LAS associated with HIV infection. Data on the use of bosentan in HIV-infected patients receiving antiretroviral therapy are limited. The results of studying the interaction in the joint application of bosentan and combination lopinavir + ritonavir in healthy volunteers showed that the concentration of bosentan increases, reaching the maximum values within 4 days.
The control of the tolerability of BOSENEX® therapy in patients receiving ritonavir in combination with protease inhibitors of increased activity, especially at the beginning of treatment, since it is possible to lower blood pressure, as well as a change in the activity of liver transaminases. With long-term joint use of the drug Bozeneks® and antiretroviral drugs, there may be an increased risk of adverse effects on liver function and clinical blood count. In view of the possible interaction associated with the induction of bosentan isoenzymes of cytochrome P450 (RLS), the activity of antiretroviral therapy may decrease, in such patients, the effectiveness of HIV therapy must be carefully monitored.
LAS as a result of COPD. The efficacy and safety of the use of bosentan was studied in a 12-week search trial involving 11 patients with secondary PAH as a result of severe COPD (stage 3 according to the international classification GOLD (Global Initiative on COPD). The results of the study indicate an increase in the rate of minute ventilation of the lungs and a decrease in oxygen saturation; of the side effects most often noted shortness of breath,the severity of which decreased with the cancellation of bosentan.

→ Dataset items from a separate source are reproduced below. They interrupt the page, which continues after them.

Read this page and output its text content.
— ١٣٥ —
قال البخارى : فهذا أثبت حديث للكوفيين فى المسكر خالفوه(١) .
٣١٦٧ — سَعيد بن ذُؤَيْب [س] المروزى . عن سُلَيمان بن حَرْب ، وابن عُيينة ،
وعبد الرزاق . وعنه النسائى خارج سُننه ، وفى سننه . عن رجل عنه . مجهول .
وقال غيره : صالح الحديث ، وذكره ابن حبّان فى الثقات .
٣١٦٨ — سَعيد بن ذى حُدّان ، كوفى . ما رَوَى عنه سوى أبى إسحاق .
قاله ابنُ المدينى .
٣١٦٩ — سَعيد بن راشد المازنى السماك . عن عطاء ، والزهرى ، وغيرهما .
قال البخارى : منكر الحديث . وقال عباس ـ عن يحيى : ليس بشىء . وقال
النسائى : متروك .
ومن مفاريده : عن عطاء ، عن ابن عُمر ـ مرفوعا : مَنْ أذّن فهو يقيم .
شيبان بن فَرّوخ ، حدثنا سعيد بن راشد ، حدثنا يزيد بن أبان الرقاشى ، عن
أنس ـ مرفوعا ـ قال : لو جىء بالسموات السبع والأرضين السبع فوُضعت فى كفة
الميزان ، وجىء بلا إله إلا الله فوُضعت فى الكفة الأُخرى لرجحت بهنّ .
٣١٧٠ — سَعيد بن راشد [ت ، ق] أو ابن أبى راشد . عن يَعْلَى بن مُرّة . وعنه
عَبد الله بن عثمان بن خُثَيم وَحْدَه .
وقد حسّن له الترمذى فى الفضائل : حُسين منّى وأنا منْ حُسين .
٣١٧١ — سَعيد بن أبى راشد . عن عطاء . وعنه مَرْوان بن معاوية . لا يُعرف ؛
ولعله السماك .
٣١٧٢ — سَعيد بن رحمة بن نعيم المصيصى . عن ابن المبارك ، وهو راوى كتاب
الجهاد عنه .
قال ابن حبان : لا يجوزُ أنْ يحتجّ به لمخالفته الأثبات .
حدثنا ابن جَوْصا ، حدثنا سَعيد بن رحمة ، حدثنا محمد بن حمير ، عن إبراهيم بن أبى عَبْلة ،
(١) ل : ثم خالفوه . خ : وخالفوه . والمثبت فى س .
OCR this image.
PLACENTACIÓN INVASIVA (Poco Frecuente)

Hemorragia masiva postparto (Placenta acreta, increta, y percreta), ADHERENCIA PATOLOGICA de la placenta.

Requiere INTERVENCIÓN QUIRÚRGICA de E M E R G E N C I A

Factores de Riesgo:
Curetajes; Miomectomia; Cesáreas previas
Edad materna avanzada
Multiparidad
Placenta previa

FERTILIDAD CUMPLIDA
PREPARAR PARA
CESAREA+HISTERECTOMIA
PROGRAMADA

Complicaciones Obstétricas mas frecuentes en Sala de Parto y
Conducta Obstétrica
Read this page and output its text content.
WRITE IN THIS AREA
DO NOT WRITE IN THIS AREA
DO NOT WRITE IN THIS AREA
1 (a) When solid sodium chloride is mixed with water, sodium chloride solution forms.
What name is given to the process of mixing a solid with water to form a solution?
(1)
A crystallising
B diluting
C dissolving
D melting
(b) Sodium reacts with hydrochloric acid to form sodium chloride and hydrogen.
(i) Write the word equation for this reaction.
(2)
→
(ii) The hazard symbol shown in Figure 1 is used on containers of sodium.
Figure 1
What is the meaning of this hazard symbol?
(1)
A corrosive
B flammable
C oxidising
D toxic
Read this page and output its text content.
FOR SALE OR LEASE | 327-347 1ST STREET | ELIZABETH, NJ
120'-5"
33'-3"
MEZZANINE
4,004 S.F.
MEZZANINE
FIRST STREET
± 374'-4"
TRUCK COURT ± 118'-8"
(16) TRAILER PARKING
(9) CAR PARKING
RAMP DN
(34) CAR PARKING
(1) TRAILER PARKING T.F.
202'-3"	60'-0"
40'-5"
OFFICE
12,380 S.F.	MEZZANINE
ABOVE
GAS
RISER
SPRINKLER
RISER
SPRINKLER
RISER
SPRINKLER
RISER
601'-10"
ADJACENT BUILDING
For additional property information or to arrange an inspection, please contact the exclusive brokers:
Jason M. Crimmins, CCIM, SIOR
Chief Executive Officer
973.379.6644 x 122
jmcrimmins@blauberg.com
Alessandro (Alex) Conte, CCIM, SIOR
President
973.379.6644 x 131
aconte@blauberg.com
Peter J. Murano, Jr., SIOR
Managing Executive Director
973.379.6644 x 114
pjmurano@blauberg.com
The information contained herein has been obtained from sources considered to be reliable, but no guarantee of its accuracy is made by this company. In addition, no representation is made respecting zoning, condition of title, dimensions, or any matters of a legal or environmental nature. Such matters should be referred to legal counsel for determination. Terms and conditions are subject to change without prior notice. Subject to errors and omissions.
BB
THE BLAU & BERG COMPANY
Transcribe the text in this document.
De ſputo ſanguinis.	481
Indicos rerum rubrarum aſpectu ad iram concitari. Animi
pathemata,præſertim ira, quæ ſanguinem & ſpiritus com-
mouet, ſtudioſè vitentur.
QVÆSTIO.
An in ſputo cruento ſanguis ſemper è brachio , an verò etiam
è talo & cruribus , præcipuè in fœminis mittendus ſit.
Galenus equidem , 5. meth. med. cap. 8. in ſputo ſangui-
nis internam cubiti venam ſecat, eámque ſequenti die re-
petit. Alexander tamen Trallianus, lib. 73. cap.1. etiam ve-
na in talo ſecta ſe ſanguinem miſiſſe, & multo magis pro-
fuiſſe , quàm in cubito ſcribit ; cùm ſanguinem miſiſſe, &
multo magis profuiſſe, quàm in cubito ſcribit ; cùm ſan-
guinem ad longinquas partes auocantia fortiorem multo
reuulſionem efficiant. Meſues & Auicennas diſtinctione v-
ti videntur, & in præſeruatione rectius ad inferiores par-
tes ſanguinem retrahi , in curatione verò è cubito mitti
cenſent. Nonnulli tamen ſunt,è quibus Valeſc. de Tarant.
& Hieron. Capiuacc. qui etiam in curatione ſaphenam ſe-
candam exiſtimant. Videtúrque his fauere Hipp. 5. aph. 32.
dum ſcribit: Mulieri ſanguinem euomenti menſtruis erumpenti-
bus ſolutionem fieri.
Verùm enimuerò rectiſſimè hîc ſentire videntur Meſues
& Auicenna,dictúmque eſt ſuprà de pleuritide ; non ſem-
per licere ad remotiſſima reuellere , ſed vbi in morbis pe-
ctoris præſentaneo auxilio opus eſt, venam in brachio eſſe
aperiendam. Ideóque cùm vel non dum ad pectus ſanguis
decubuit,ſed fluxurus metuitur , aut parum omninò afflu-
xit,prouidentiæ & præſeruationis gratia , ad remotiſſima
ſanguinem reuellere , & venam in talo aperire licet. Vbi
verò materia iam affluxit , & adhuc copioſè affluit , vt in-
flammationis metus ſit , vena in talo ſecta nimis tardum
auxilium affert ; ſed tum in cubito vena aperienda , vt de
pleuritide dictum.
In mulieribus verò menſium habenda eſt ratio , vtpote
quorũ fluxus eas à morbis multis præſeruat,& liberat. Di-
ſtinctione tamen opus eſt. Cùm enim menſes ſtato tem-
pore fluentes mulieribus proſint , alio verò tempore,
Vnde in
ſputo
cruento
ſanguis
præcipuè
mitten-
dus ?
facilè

Simultaneous use with other medicinal products
Glibenclamide: It is not recommended simultaneous use of Bozenex ® and glibenclamide in connection with the risk of increased activity of "liver" transaminases. For the treatment of diabetes in patients using the drug Bozeneks®, other hypoglycemic agents should be used for oral administration or insulin injection.
Fluconazole: simultaneous use of fluconazole and BOSENEX ® is not recommended. Combined treatment was not studied, but with simultaneous use, a significant increase in the concentration of bosentan in blood plasma is possible.
Rifampicin: simultaneous use of Bozeneks® and rifampicin is not recommended.
Use of the combination of Bozenex® and isozyme inhibitors CYP3A4 and CYP2C9 should be avoided.